Our results may have important clinical implications. Intervention programs targeting inhibition control may be fruitful for childhood obesity prevention and intervention (Jiang et al. 2016; Porter et al. 2018). As mothers play an important role in offspring’s food choices and weight outcomes, it might be instrumental to consider mother as an agent of change for child obesity treatment. Maternal dietary counseling in the first year of child’s life was associated with healthier eating in childhood (Vitolo et al. 2010), supporting the notion that helping mothers make healthy food choices might be an effective strategy for reducing childhood obesity, while also providing health benefits for the mother.

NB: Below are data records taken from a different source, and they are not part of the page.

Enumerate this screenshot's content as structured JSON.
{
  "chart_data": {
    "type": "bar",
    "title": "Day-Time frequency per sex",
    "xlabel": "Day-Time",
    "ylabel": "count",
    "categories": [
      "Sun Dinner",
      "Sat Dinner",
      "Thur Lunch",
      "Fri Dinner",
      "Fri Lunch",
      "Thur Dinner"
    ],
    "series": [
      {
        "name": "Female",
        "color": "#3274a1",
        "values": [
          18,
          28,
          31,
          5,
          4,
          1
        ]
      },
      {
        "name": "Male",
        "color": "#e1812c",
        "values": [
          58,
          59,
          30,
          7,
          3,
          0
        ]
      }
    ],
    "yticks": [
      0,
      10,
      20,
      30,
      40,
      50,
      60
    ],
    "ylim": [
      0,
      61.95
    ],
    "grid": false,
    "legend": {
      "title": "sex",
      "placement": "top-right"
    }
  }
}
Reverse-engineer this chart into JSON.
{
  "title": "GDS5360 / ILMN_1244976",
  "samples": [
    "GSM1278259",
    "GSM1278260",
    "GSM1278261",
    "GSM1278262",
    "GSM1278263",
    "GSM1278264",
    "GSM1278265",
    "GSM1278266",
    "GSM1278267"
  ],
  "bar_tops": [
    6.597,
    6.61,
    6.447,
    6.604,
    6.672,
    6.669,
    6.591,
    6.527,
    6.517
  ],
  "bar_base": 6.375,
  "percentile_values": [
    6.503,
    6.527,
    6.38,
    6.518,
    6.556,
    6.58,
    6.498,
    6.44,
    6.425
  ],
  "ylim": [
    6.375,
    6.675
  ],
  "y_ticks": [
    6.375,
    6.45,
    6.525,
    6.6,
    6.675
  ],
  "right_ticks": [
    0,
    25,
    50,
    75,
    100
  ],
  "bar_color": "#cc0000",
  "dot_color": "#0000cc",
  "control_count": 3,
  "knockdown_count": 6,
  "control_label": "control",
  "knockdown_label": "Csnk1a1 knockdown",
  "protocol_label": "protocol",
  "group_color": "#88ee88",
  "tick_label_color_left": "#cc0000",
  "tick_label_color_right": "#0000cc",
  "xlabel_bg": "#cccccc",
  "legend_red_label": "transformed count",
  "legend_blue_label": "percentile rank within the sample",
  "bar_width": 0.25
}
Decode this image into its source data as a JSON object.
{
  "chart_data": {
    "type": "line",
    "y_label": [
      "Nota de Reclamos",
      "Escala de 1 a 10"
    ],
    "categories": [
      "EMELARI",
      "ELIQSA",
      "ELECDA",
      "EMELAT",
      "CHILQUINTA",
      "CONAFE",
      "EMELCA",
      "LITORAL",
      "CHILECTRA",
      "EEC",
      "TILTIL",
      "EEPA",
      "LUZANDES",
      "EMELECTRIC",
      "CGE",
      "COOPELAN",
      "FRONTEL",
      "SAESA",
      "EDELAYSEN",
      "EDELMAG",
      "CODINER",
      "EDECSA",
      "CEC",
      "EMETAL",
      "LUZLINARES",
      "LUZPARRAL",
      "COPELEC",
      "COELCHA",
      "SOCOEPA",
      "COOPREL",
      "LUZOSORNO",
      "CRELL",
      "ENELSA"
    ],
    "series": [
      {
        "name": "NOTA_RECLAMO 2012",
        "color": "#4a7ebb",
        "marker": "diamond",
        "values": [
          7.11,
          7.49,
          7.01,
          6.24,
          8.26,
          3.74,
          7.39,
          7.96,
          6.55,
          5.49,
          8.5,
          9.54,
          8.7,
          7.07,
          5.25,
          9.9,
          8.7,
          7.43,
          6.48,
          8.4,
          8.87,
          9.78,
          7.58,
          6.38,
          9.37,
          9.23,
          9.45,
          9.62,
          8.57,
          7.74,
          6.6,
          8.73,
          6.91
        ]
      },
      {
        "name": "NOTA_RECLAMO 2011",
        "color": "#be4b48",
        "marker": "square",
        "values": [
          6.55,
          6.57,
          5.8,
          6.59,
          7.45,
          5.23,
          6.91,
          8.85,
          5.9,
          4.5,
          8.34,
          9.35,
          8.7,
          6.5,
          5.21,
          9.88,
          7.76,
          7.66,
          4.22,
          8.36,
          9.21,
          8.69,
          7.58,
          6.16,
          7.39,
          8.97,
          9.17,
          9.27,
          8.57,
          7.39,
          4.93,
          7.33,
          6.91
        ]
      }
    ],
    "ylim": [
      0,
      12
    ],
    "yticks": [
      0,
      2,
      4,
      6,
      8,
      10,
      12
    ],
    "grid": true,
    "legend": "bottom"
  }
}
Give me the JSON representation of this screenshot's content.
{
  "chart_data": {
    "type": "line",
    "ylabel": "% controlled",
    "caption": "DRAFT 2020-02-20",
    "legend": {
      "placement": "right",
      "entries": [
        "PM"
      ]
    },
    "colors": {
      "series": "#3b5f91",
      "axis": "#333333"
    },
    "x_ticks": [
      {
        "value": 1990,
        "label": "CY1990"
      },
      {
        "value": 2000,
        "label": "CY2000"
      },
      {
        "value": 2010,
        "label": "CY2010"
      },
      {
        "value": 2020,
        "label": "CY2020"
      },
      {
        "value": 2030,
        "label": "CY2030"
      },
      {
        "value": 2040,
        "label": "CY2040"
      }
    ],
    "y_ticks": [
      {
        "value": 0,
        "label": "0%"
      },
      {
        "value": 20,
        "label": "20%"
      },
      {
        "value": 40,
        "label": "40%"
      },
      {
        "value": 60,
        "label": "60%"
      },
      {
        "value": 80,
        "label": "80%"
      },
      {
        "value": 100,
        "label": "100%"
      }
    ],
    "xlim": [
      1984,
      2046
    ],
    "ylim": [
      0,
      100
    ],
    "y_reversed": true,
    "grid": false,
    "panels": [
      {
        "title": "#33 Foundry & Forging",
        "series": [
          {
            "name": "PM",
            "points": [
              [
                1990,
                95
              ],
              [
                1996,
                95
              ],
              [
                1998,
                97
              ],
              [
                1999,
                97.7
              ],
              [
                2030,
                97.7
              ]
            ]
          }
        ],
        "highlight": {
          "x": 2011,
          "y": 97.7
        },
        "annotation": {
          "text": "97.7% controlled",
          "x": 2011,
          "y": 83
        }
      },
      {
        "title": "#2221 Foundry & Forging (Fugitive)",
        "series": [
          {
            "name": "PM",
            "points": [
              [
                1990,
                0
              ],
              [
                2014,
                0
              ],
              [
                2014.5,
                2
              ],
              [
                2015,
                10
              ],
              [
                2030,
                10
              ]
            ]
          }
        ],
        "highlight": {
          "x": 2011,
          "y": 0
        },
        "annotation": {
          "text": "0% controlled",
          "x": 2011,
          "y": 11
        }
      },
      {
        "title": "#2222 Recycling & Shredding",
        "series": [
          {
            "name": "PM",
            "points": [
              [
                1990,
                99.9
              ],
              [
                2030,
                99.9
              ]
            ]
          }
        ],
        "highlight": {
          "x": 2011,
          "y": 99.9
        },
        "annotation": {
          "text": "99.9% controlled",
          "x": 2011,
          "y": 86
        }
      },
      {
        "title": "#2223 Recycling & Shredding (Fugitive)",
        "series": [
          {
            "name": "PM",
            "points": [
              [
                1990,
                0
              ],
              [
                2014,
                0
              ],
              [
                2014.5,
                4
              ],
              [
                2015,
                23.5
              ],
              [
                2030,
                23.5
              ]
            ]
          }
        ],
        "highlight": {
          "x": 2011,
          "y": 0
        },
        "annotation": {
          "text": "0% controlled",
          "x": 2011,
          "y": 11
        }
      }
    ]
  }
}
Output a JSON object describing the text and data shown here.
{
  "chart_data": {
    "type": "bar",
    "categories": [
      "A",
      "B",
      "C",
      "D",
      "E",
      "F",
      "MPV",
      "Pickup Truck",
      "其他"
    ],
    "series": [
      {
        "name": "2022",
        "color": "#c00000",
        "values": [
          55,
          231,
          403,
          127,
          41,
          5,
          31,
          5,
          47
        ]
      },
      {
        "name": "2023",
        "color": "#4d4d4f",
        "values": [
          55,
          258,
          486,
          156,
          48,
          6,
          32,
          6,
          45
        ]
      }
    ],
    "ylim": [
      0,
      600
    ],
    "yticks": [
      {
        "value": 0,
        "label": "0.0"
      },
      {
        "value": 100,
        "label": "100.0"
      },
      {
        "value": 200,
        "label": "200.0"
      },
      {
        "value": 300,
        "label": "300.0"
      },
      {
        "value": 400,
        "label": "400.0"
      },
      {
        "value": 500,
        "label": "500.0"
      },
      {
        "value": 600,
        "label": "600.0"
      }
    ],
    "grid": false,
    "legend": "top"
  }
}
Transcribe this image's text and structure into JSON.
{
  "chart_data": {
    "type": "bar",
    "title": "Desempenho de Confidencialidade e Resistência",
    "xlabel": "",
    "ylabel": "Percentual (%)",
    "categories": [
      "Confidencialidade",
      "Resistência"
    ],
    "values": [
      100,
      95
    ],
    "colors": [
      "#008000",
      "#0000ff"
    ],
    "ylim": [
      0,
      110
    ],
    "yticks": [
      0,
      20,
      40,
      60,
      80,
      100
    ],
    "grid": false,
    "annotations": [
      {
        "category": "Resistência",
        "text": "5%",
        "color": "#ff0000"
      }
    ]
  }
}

We acknowledge some limitations of our study. First, due to the cross-sectional design, we were not able to establish the directionality of the relationship between mothers’ current BMI and food cue reactivity in children. Experimental manipulation on mothers’ BMI (e.g., weight loss treatment) and a longitudinal design may help in answering this question. Second, although we explored relationships between paternal BMI and children’s brain food cue reactivity, our results need to be replicated given that most of the paternal BMI measurements were self-reported. Third, future studies may consider a task that directly probes inhibition control to further establish the role of the ACC and dlPFC in self-regulation of eating behavior in the presence of appetitive food cues.

Conclusions

In conclusion, we observed that increases in maternal current BMI were associated with reductions in child’s responses to food cues in the ACC and dlPFC after glucose ingestion. Together with other studies, our results supported the role of maternal adiposity on brain responses to appetitive food cues in the self-regulation circuitry, which may influence eating behavior and obesity risk in the offspring.

Acknowledgements

We thank the volunteers who participated in these studies. We also thank Ana Romero for assistance with study coordination, Mayra Martinez and Janet Mora-Marquez for recruitment; the Dana and David Dornsife Cognitive Neuroimaging Center at USC, especially Bosco Tjan and J.C. Zhuang for assistance with developing MRI protocols.

Funding

This work was supported by an American Diabetes Association Pathway Accelerator Award (#1-14-ACE-36) (PI: K.A.P) and in part by the National Institute of Diabetes and Digestive and Kidney Diseases (NIDDK), National Institutes of Health (NIH) R03DK103083 (PI: K.A.P), R01DK116858 (PIs: K.A.P, A.H.X), and K01DK115638 (PI: SL). A Research Electronic Data Capture, REDCap, database was used for this study, which is supported by the Southern California Clinical and Translational Science Institute (SC CTSI) through NIH UL1TR001855. P.M.T. is funded in part by NIH grant U54 EB020403.

Footnotes

Conflicts of interest P.M.T. discloses that he received grant support from Biogen, Inc. (Boston, USA), for research unrelated to this manuscript. The other authors do not have any conflict of interest. The submitted work has not been published previously and is not being considered for publication elsewhere. Material has not been reproduced from prior publications, whether by the same or different authors. Any previously published material is explicitly quoted and referenced. Each author has read and completed all sections of the Author Disclosure Form.

Declarations

Parents gave written informed consent and children provided informed assent, and all experimental protocols were approved by the Institutional Review Board of the University of Southern California and Kaiser Permanente Southern California.